The WAIC score goes down for the model with imputation. With the model receiving almost all of the weight.

14M3

library(rethinking)
data(WaffleDivorce)
d <- WaffleDivorce

dlist <- list(
    div_obs=d$Divorce,
    div_sd=d$Divorce.SE * 2,
    R=d$Marriage,
    A=d$MedianAgeMarriage
)

m14.1 <- map2stan(
    a
list(
        div_est ~ dnorm(mu, sigma),
        mu <- a + bA*A + bR*R,
        div_obs ~ dnorm(div_est, div_sd),
        a ~ dnorm(0,10),
        bA ~ dnorm(0,10),
        bR ~ dnorm(0, 10),
        sigma ~ dcauchy(0, 2.5)
    ),
    data=dlist,
    start=list(div_est=dlist$div_obs),
    WAIC=FALSE, iter=10000, warmup=2000, chains=2, cores=2,
    control=list(adapt_delta=0.95))

precis(m14.1, depth=2)

It was much more difficult to convergence, rhat above 1.

14H1

library(rethinking)
data(elephants)
d <- elephants

#d$log_age <- d$AGE

m14h1 <- map2stan(
    alist(
        MATINGS ~ dpois(lambda),
        log(lambda) <- a + bA*AGE,
        a ~ dnorm(0, 5),
        bA ~ dnorm(0,1)
        ), data=d, iter=5000, warmup=1000, chains=2, cores=2)

precis(m14h1)
#plot(m14h1)

m14h1.se <- map2stan(
    alist(
        MATINGS ~ dpois(lambda),
        log(lambda) <- a + bA*AGE_est[i],
        AGE ~ dnorm(AGE_est, 5),
        a ~ dnorm(0, 5),
        bA ~ dnorm(0,1)
        ), data=d, start=list(AGE_est=d$AGE), iter=5000, warmup=1000, chains=2, cores=2)

precis(m14h1.se)
#plot(m14h1)

matings_sample <- sim(m14h1.se)
matings_est <- apply(matings_sample, 2, mean)


post1 <- extract.samples(m14h1)
lambda1 <- sapply(age_seq, function(x) exp(post1$a + x*post1$b))
lambda1.avg <- apply(lambda1, 2, mean)
lambda1.PI <- apply(lambda1, 2, PI)

post <- extract.samples(m14h1.se)
age_estimated <- apply(post$AGE_est, 2, mean)

plot(1, 1, xlab='age', ylab='mating', xlim=c(25, 55), ylim=c(0, 10),  type='n')
points(d$AGE, d$MATINGS, pch=16, col='blue')
points(age_estimated, matings_est)

age_seq <- seq(25, 55, by=0.5)
lambda <- sapply(age_seq, function(x) exp(post$a + x*post$b))
lambda.avg <- apply(lambda, 2, mean)
lambda.PI <- apply(lambda, 2, PI)


lines(age_seq, lambda1.avg, col=col.alpha(rangi2, 0.4))
shade(lambda1.PI, age_seq, col=col.alpha(rangi2, 0.4))

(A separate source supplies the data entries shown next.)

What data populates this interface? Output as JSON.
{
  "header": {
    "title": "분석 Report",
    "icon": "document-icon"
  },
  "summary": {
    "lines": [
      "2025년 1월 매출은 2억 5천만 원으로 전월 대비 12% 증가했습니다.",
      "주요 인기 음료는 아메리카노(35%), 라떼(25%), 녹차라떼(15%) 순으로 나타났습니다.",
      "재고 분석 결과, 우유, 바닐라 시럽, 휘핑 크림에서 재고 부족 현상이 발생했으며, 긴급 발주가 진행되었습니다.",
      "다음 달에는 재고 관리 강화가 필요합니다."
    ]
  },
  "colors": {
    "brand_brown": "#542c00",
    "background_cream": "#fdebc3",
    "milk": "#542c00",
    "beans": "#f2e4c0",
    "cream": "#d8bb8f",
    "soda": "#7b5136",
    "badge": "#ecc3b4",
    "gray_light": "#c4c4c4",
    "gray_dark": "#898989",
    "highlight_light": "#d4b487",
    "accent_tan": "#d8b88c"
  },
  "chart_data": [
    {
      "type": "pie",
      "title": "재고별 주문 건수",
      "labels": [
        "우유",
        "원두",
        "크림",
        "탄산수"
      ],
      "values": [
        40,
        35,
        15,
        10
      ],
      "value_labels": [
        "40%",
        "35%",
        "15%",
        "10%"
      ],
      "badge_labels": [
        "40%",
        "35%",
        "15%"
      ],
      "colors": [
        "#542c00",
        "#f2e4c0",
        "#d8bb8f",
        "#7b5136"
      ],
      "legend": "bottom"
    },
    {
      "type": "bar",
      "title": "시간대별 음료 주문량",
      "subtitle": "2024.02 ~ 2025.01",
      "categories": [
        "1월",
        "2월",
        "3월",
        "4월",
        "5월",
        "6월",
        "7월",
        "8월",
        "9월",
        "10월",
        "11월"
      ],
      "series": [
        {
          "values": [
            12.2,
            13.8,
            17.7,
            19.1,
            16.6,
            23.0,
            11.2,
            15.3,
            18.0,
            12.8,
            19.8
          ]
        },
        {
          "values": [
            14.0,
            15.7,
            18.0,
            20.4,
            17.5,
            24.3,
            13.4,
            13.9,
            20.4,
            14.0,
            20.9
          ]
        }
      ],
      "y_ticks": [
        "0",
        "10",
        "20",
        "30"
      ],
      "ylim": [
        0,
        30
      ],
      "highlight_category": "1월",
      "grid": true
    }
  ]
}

lines(age_seq, lambda.avg, type='l', lty=2)
shade(lambda.PI, age_seq)

Even though confidence interva does not change a lot, the estimated measurements are placed much closer on the inferred trend, due to shrinkage.

14H2

m14h2.se <- map2stan(
    alist(
        MATINGS ~ dpois(lambda),
        log(lambda) <- a + bA*AGE_est[i],
        AGE ~ dnorm(AGE_est, 35),
        a ~ dnorm(0, 5),
        bA ~ dnorm(0,1)
        ), data=d, start=list(AGE_est=d$AGE), iter=5000, warmup=1000, chains=2, cores=2)

precis(m14h2.se, depth=2)
#plot(m14h1)

14H3

set.seed(100)
x <- c(rnorm(10), NA)
y <- c(rnorm(10, x), 100)
d <- list(x=x, y=y)

m14h3.filtered <- map2stan(
    alist(
        y ~ dnorm(mu, sigma),
        mu <- a + b*x,
        a ~ dnorm(0, 100),
        b ~ dnorm(0, 100),
        sigma ~ dcauchy(0, 1)
        ), data=list(x=x[1:10], y=y[1:10], iter=3000, chains=2, cores=2))

m14h3 <- map2stan(
    alist(
        y ~ dnorm(mu, sigma),
        mu <- a + b*x,
        x ~ dnorm(0, 1),
        a ~ dnorm(0, 100),
        b ~ dnorm(0, 100),
        sigma ~ dcauchy(0, 1)
    ), data=d, iter=3000, chains=2, cores=2)

precis(m14h3)
post14h3 <- extract.samples(m14h3)
dens(post14h3$b)

precis(m14h3.filtered)
post14h3.filtered <- extract.samples(m14h3.filtered)
dens(post14h3.filtered$b)

The system cannot determine the relationship with the extreme 100 value. Is it a positve or negative relationship. Therefore two distributions.